Suddenly, from somewhere deep
Within the squall of all those big
And sloppy blossoms, a desolate
Call rings out.
2
This morning, still
And warm, heavy with the smells
Of gardenia and Chinese wisteria,
The first few beams of spring sun-
Light filtering through the flower-
Crowded boughs of the magnolia,
I cannot conceive a more genuine,
More merciful, form of happiness
Than solitude.
3
In a single, black and ragged line,
The shadow of the magnolia tree
Draws nearer to the flower pots.
The coonhound lowers her snout
To its dark edge –. What was it
We heard call out so mournfully?
To what heartbreak would a call
Like that be heir?

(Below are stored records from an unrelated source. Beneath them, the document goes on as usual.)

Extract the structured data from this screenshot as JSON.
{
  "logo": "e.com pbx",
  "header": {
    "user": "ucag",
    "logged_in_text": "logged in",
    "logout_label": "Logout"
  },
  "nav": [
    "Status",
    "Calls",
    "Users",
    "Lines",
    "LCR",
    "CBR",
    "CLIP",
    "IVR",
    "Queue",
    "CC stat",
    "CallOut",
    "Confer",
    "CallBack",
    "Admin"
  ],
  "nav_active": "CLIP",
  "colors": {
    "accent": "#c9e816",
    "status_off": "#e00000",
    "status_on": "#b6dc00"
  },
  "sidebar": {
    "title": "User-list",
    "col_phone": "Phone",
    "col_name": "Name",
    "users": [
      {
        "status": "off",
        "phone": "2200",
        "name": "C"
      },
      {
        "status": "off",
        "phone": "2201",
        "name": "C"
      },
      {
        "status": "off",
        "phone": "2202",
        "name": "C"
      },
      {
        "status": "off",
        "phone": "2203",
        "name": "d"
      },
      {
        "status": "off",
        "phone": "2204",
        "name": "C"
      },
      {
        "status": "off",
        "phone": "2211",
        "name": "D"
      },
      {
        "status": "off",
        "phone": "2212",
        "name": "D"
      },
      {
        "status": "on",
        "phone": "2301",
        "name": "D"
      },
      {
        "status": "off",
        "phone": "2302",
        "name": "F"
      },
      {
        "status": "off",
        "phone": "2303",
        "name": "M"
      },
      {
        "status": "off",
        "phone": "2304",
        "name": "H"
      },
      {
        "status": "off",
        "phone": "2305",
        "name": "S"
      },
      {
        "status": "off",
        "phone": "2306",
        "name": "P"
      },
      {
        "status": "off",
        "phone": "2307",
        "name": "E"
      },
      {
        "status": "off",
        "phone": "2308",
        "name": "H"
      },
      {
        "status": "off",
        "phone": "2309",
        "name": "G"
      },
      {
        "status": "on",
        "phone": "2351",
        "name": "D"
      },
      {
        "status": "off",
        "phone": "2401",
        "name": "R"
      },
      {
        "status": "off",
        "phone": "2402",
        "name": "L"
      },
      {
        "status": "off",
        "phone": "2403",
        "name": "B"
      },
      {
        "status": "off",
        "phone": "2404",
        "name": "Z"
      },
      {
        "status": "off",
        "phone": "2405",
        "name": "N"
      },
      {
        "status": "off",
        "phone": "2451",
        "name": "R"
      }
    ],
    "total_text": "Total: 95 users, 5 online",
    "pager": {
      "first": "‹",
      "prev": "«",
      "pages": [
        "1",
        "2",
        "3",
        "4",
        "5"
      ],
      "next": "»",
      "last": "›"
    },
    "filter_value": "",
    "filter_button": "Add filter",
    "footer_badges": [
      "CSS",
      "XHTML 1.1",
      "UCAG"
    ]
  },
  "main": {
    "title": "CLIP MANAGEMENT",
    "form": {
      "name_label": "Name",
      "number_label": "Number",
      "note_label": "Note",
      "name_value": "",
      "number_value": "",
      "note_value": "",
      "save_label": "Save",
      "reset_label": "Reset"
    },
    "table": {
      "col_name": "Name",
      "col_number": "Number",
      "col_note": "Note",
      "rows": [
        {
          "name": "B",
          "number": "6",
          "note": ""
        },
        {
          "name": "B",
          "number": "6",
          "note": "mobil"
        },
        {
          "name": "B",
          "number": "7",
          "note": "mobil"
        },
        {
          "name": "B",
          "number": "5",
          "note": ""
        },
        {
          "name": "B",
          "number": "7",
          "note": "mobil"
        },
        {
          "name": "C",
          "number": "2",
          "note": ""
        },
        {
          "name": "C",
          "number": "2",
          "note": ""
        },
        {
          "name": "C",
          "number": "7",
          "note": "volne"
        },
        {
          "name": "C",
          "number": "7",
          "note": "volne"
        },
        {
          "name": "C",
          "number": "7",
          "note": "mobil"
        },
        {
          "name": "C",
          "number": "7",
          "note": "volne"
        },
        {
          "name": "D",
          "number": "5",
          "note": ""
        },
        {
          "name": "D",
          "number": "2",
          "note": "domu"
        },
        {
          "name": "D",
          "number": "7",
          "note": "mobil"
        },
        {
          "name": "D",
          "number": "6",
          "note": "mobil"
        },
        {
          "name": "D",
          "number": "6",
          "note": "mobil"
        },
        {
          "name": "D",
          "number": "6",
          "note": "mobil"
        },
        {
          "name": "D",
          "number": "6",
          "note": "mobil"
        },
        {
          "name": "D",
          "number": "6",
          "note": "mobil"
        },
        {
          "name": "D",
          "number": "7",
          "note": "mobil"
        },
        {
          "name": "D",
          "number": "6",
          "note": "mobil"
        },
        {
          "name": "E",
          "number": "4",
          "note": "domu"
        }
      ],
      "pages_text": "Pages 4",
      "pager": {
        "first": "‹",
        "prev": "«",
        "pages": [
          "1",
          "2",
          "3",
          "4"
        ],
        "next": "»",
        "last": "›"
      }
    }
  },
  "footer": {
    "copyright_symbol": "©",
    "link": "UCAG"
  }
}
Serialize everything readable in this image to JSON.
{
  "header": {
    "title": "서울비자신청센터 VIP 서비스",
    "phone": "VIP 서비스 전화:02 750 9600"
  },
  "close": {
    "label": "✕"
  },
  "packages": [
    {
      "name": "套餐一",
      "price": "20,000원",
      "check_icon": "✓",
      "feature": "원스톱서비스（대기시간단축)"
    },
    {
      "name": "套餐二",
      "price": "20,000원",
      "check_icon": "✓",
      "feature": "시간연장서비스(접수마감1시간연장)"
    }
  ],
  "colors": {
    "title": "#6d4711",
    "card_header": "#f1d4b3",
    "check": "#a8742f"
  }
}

The air is still,
But differently.
Nature, once a bountiful source, has been relegated to darker quarters in poetry these days. It lies east of Eden while the garden is given over to identity: cultural, political, and social issues of the day. If you need a break from modern fads, you can do worse than take a walk through Hopler’s Green Squall. The poetry may lean unruly, but overall, the sights and smells should please you.